Federal government purchased a tool to track phones without a warrant

Photo by PiggyBank on Unsplash
Photo by PiggyBank on Unsplash
January 08, 2026 | 10:31AM ETBank
President Donald Trump's government has purchased a new tool that allows federal agents the ability to monitor the phones and social media of a neighborhood or city block without a warrant.
404 Media reported Thursday that it had materials showing ICE recently purchased two surveillance systems: Tangles and Webloc. The latter tracks phones without a warrant and connects the federal agents to the owners' homes or employers. Tangles alone cost $2 million when ICE first purchased it in September, said a Forbes report. In December, however, ICE spent another $312,500 to the company for more licenses.
A company named Penlink acquired commercial location data from millions of phones, all without warrants, and 404 Media said it's setting off alarm bells with civil liberties experts.
“This is a very dangerous tool in the hands of an out-of-control agency. This granular location information paints a detailed picture of who we are, where we go, and who we spend time with,” said Nathan Freed Wessler, deputy project director of the American Civil Liberties Union’s (ACLU) Speech, Privacy, and Technology Project, when speaking to 404 Media.
On Wednesday, one of the 2,000 federal agents sent to Minneapolis shot and killed a 37-year-old mom while she was trying to move her car.

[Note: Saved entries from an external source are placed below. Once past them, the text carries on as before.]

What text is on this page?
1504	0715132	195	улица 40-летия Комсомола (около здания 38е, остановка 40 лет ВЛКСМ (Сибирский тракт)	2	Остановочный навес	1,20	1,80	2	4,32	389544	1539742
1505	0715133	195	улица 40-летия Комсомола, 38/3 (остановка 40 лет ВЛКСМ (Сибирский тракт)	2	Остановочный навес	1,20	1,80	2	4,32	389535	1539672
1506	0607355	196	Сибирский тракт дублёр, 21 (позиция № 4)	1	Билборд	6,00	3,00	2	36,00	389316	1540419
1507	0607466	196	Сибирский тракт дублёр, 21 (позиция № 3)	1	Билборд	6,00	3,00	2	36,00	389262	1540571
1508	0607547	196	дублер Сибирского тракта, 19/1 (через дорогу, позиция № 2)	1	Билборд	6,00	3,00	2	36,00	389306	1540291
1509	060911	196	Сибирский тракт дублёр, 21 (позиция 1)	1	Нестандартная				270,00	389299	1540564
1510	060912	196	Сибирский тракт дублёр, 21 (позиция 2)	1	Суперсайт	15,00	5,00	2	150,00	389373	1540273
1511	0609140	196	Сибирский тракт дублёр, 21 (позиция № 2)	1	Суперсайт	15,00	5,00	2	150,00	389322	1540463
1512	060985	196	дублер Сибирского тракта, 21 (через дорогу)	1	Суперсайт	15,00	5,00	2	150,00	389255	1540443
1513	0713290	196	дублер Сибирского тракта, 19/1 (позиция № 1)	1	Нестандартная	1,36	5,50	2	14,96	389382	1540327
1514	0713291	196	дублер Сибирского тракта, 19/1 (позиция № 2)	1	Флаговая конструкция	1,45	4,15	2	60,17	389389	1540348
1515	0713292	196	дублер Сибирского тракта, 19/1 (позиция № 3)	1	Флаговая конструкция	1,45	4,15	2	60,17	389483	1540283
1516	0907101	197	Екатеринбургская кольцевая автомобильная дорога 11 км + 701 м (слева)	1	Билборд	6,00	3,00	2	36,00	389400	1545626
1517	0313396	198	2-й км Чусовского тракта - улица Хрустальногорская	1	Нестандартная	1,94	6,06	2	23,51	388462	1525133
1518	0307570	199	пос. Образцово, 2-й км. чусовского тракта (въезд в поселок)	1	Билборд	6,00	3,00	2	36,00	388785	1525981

Webloc users can search a database of cell phone information using a "single perimeter analysis." It searches a given area for phones for a certain period of time. An agent can draw a target area and then select the maximum number of results.

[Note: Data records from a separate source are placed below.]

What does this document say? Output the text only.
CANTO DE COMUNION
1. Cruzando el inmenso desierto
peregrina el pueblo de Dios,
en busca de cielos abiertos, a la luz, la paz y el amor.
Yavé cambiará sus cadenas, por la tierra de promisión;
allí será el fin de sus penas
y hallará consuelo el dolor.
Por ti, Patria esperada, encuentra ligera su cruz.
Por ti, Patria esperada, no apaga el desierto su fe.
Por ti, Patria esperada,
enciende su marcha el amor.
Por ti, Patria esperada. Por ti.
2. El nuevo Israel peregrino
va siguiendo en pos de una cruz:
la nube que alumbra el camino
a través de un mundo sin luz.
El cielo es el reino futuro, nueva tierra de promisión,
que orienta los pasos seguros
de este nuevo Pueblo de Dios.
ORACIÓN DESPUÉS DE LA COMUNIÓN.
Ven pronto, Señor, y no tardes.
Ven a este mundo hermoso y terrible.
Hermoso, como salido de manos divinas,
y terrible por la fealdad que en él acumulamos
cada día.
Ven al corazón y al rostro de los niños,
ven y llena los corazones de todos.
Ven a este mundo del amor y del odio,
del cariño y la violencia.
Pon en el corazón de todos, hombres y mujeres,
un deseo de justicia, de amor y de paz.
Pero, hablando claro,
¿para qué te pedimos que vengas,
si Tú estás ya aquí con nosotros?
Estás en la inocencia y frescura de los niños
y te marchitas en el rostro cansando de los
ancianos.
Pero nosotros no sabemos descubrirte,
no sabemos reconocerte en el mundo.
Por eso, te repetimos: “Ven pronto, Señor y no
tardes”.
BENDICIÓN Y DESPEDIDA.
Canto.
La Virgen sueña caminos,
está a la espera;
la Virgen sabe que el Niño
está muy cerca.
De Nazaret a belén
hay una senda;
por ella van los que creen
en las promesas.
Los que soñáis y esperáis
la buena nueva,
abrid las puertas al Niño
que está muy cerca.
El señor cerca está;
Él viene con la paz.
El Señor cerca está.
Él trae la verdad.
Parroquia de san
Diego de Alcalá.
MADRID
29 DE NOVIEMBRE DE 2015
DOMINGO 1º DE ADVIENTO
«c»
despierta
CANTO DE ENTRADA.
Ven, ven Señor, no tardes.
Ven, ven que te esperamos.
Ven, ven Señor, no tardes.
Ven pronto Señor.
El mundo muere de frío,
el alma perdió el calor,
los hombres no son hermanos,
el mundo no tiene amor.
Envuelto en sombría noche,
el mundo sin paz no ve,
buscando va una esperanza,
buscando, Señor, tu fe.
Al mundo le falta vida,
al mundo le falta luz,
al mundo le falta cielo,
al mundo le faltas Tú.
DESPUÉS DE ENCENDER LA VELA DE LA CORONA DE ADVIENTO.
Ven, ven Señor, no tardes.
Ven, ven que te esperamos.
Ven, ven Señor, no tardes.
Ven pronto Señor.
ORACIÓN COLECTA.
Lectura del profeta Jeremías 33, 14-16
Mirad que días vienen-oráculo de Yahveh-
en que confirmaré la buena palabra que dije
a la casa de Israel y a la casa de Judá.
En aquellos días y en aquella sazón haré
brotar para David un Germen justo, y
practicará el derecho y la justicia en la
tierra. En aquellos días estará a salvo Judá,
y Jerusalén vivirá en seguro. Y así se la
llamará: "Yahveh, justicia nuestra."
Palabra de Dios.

"Once a Webloc user has identified a device of interest, they can get more details about that particular phone, and, by extension, its owner, by seeing where else it has travelled both locally and across the country," 404 Media explained. "Users can click a route feature which shows the path the device took. The material suggests that if users look at where the device was located at night, they might find the person’s possible home, and during the day, the person’s possible employer."
Details include the kind of phone it is, the days the device was at a given location, the amount of time at that location and the total number of location data for the phone, the report continued.
The tool uses "small bundles of code included in ordinary apps called software development kits, or SDKs" to gather the information. Those kit owners then pay app developers to hand over location data. Another way is through advertising tools in which a company can pay to get its ads on phones for a certain demographic. The targeting data includes GPS coordinates. The report noted that the "real-time bidding" information for ads have been used by spying firms in the past. Apps like Candy Crush, Tinder, MyFitnessPal and even prayer apps are among those cooperating with such spying firms, a previous report from 404 Media revealed.
Sen. Ron Wyden (D-Ore.) has a history of investigating the location data industry. Speaking to 404 Media, Wyden said, “Under Trump, ICE has terrorized American cities with zero regard for due process or the wishes of the people who live there. In the hands of Trump’s shock troops, location data could do tremendous harm to people who have done nothing wrong.”
The ACLU obtained a copy of a document through a Freedom of Information Act (FOIA) request that showed ICE's legal justification for not seeking warrants is that the U.S. Supreme Court ruled Americans have "no reasonable expectation of privacy under the Fourth Amendment in information voluntarily disclosed to third parties."
They say users of the apps could remove the app that's gathering the data or turn off location services on their phone. 404 Media said that in their investigations apps don't always tell users "how their location data might be used or sold, and in some cases apps still collected data even when people opted-out, meaning users could not have meaningfully consented."